Training High-Level Schedulers with Execution-Feedback Reinforcement Learning for Long-Horizon GUI Automation

Imagine you are trying to teach a very smart but slightly forgetful robot how to complete a complex, multi-step chore, like "Organize a business meeting, send the invite, and set an alarm."

If you ask a standard AI (a "Single-Agent") to do this, it tries to be the CEO, the Manager, and the Janitor all at the same time. It has to figure out the big picture strategy while trying to find the exact pixel on the screen to click.

The Problem: It gets overwhelmed. It forgets where it was in the process (like, "Did I already copy the link?"), and it gets confused between high-level planning and low-level clicking. It's like trying to write a novel while simultaneously tying your shoelaces; you'll likely trip over your laces or forget the plot.

This paper introduces a new way to train AI called CES (Coordinator-Executor-State Tracker). Think of it as hiring a specialized team instead of one overworked superhero.

The Team: A Three-Person Orchestra

Instead of one brain doing everything, the authors split the job into three distinct roles:

The Coordinator (The General):
- Role: This is the strategist. It looks at the big goal ("Organize a meeting") and the current situation, then breaks it down into tiny, simple orders like "Click the Zoom icon" or "Type 'Meeting'."
- Analogy: It's like a military general looking at a map and saying, "We need to take the hill. First, send the scouts. Then, move the tanks." It doesn't touch the tanks; it just gives the orders.
The Executor (The Soldier):
- Role: This is the muscle. It only does one thing: look at the screen and click exactly where the General told it to. It doesn't need to know why it's clicking or what the final goal is.
- Analogy: It's the soldier who just follows the order "Move to coordinate X, Y." It's fast, precise, and doesn't get distracted by the big picture.
The State Tracker (The Scribe):
- Role: This is the memory keeper. Long tasks involve switching between many apps (Zoom, Email, Tumblr, Clock). Screenshots are bad at showing progress because they look the same (e.g., the "Home" screen looks the same whether you are at step 1 or step 10). The Scribe reads what the Soldier did and writes a short, clear summary: "We have copied the link from Zoom. Next, we need to open Tumblr."
- Analogy: Imagine a scribe in a medieval castle. Every time the King (Coordinator) makes a decision, the scribe updates the scroll. If the King gets distracted, the scribe can say, "Sire, we are currently in the kitchen, not the throne room, and we have already found the bread."

The Secret Sauce: "Learning by Doing" (Reinforcement Learning)

How do they teach this team? They don't just show them examples (which is expensive and slow). Instead, they use a method called Staged Execution-Feedback Reinforcement Learning.

Think of it like training a sports team with a frozen coach:

Freeze the Soldier: They take a pre-trained, very good "Executor" (the Soldier) and lock its brain so it doesn't change.
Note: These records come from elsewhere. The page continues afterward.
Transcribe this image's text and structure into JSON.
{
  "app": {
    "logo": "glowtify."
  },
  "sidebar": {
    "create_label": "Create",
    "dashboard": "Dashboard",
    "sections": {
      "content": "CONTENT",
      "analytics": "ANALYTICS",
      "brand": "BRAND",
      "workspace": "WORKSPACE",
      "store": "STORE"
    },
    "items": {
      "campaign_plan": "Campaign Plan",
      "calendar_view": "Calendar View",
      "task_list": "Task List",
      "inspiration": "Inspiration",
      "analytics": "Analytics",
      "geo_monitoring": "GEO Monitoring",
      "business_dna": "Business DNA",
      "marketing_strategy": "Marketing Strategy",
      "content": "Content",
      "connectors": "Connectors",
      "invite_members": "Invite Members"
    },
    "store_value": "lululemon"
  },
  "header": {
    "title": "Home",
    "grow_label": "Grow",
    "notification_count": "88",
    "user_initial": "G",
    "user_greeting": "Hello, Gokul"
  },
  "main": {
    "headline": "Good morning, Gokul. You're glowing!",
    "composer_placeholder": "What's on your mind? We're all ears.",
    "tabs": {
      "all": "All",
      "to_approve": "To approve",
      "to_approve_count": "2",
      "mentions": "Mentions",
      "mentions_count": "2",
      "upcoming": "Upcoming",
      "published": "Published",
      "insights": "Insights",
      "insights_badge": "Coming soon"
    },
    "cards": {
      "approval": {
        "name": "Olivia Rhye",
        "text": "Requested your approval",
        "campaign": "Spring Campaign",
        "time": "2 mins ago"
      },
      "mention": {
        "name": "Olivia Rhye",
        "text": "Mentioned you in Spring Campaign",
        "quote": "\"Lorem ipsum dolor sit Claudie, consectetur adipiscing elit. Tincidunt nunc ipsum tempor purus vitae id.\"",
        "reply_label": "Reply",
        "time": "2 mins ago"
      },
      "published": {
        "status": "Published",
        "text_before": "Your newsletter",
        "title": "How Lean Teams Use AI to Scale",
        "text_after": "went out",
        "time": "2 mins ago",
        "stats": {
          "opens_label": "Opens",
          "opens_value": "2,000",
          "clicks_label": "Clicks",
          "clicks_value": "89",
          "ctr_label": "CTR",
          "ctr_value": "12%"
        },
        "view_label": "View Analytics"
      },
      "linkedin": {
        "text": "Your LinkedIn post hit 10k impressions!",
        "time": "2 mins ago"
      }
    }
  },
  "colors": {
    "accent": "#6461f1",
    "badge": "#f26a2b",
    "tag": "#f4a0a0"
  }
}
This Soldier is the "truth" or the "judge."
Train the General and Scribe: The General and Scribe try to give orders and write summaries.
The Feedback Loop: The frozen Soldier tries to follow the orders.
- If the Soldier succeeds, the General and Scribe get a "Good Job!" (Reward).
- If the Soldier fails (e.g., clicks the wrong button), the General and Scribe get a "Try again" (Penalty).
The Magic: Because the Soldier is frozen and reliable, the General and Scribe learn exactly what kind of instructions and summaries lead to success. They learn to speak the Soldier's language perfectly.

Why This Matters

The paper proves that by separating the roles:

The General gets really good at planning without getting confused by the details.
The Scribe gets really good at remembering the context, so the team never loses its place in a long task.
The Soldier stays focused on just clicking.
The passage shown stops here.